Anthropic a déposé des documents pour créer un nouveau comité d’action politique – un signe que, comme ses pairs, le laboratoire d’IA consacre des ressources importantes pour influencer les politiques et la réglementation.
AnthroPAC prévoit d’apporter des contributions aux deux partis à mi-mandat, y compris aux législateurs actuels de DC et aux candidats politiques émergents. Le PAC sera financé par les cotisations volontaires des employés plafonnées à 5 000 dollars, rapporte Bloomberg. Une déclaration d’organisation déposée auprès de la Commission électorale fédérale comprend une signature d’Allison Rossi, la trésorière d’Anthropic. TechCrunch a contacté Anthropic pour plus d’informations.
Les entreprises d’IA, qui sont camarades et concurrentes dans un secteur nouveau et souvent turbulent, cherchent de plus en plus à faire valoir leurs politiques préférées aux niveaux étatique et fédéral. Le Washington Post a rapporté le mois dernier que les sociétés d’IA avaient déjà contribué à hauteur de 185 millions de dollars aux courses de mi-mandat. En février, le New York Times a également rendu compte de Public First, un nouveau Super PAC qui aurait reçu au moins 20 millions de dollars d’Anthropic et qui aurait financé des campagnes publicitaires soutenant un programme de réglementation particulier.
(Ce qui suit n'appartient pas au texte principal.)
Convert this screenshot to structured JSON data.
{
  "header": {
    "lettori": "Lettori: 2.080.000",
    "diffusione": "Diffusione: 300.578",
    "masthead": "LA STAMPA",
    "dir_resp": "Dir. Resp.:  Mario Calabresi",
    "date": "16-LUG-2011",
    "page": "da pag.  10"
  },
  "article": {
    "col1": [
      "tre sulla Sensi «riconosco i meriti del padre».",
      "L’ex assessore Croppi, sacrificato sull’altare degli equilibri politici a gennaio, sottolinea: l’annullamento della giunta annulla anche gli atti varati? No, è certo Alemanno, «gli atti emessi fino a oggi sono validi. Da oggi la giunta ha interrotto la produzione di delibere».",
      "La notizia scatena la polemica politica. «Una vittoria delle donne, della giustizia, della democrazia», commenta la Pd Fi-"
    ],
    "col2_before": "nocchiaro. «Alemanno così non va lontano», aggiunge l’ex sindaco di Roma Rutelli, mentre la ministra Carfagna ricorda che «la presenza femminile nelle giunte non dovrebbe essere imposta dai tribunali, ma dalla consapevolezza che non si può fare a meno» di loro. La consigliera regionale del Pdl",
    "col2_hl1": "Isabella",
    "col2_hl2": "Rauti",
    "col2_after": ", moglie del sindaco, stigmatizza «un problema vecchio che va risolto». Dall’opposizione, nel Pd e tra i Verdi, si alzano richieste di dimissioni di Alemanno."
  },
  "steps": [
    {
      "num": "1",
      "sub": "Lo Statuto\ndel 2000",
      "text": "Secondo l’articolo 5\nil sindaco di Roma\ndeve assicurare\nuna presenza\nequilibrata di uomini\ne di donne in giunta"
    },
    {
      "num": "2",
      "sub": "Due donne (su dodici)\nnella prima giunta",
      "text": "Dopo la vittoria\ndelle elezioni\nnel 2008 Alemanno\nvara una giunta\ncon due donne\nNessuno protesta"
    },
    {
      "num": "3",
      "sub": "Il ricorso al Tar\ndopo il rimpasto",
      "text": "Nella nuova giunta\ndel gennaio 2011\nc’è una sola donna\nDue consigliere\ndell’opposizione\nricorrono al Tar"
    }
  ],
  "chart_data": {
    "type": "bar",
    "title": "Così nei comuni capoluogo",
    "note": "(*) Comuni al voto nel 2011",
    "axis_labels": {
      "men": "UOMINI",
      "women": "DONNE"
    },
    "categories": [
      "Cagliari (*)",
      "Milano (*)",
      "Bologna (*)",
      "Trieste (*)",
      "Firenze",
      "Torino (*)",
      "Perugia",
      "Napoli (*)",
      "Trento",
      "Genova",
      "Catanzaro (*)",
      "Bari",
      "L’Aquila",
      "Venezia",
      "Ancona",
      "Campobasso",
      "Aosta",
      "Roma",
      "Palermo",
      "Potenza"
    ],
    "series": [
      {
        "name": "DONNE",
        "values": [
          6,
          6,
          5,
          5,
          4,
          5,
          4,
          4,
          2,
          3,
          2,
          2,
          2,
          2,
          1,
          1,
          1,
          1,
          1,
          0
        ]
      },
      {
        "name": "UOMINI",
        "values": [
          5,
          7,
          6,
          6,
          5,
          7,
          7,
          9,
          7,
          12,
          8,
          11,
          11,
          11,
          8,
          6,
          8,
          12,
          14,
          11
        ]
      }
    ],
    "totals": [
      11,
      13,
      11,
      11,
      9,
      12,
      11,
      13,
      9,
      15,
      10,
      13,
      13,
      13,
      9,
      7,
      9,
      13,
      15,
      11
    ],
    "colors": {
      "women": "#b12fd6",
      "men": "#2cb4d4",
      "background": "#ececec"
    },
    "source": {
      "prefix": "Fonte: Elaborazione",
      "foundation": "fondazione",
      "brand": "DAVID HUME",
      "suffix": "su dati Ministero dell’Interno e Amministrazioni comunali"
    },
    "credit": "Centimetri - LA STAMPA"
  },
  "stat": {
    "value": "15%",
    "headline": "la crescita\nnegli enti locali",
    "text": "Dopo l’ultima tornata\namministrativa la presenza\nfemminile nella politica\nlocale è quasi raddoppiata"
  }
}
Les activités politiques d’Anthropic se sont intensifiées alors que l’entreprise continue d’être empêtrée dans une âpre bataille juridique avec le ministère de la Défense. Le différend a éclaté plus tôt cette année sur l’utilisation par le gouvernement des modèles d’IA d’Anthropic et sur les lignes directrices (le cas échéant) qui devraient exister pour cette utilisation.